Dampak positif yang diberikan oleh PAI pun mendapat apresiasi dari pemerintah setempat,. Bupati Nagekeo, Johanes Don Bosco Do mengungkapkan, Mbay memiliki potensi yang besar untuk dapat menjadi lumbung padi di Provinsi Nusa Tenggara Timur (NTT). Kami memiliki 5.000 hektar sawah, dan beras asal Mbay sudah terkenal unggul sejak dulu. Namun, beberapa tahun terakhir ini produktivitasnya cenderung stagnan dan kian menurun.

“Pendampingan yang dilakukan PAI ini terbukti mampu meningkatkan kualitas dan kuantitas hasil panen, sehingga pendapatan petani meningkat dan pasokan pangan di daerah tetap terjaga. Pengembangan ekosistem petani swadaya ini dinilai sebagai praktik terpadu yang dapat menguatkan perekonomian daerah. Kepala Bank Indonesia Kantor Perwakilan Provinsi NTT”, ujar Don.
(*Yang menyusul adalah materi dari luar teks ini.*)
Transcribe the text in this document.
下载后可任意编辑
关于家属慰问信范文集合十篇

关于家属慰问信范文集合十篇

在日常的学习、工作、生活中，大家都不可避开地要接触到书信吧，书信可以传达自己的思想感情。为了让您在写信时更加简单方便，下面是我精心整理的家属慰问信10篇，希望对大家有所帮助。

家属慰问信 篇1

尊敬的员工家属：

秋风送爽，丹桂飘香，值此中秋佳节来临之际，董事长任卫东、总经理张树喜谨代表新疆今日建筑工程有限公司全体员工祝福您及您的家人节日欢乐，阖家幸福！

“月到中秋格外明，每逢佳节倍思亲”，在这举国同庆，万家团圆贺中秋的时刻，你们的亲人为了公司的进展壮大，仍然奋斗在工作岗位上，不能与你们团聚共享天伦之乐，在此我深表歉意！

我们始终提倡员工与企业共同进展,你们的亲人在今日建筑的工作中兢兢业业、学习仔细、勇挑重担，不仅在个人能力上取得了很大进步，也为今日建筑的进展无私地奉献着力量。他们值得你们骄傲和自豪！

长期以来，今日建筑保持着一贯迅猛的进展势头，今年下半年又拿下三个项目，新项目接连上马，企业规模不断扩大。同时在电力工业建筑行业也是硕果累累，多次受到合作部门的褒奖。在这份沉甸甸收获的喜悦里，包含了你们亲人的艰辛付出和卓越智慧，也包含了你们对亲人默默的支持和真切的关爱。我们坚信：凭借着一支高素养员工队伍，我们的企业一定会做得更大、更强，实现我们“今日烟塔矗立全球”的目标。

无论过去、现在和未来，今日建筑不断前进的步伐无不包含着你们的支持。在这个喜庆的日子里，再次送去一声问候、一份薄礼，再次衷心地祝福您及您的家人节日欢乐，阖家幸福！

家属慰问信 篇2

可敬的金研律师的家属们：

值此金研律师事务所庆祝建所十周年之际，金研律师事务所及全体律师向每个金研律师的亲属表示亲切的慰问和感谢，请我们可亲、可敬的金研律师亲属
Sementara itu, Kepala BI Kantor Perwakilan di Provinsi NTT, I Nyoman Ariawan Atmaja, mengatakan, Pengembangan Ekosistem Beras Natural Mbay ini merupakan praktik yang sangat baik dan patut dibawa ke tingkat nasional untuk dijadikan contoh program pengendalian inflasi daerah.

“Kedepannya diharapkan semakin banyak wilayah di Indonesia yang dapat mengembangkan closed-loop ecosystem seperti ini dengan komoditas yang juga beragam”, tegasnya.

Sebagai perusahaan yang memiliki visi untuk menciptakan pertanian berkelanjutan, PAI secara konsisten menghadirkan berbagai inovasi demi menciptakan industri pertanian yang tidak hanya menguntungkan, namun juga ramah lingkungan.

Kukuh kembali menjelaskan, hingga saat ini, reduktan pestisida, yang merupakan produk unggulan PAI, telah turut serta dalam mengurangi hingga 2 juta liter penggunaan pestisida di Indonesia.

“Kami berharap inisiasi ini dapat mengurangi residu input sintetis secara bertahap, sehingga dapat turut memperbaiki kualitas lingkungan pertanian di Nagekeo. Selain itu, Kami berharap teknologi PPAI dapat mendukung para petani di Mbay untuk mencapai potensi maksimalnya serta meningkatkan produktivitas pertanian dan pendapatan petani,” tambahnya.

Pandawa Agri Indonesia merupakan perusahaan berbasis life-science pertama dari Indonesia dan saat ini satu-satunya yang memiliki inovasi dalam pengembangan produk pengurang pestisida (reduktan pestisida).

Berawal dari inovasi tersebut, Pandawa Agri Indonesia berkomitmen membantu para pelaku usaha pertanian untuk mewujudkan praktik-praktik pertanian yang berkelanjutan, ramah lingkungan, aman bagi pengguna, dan juga efisiensi biaya.

 

Share.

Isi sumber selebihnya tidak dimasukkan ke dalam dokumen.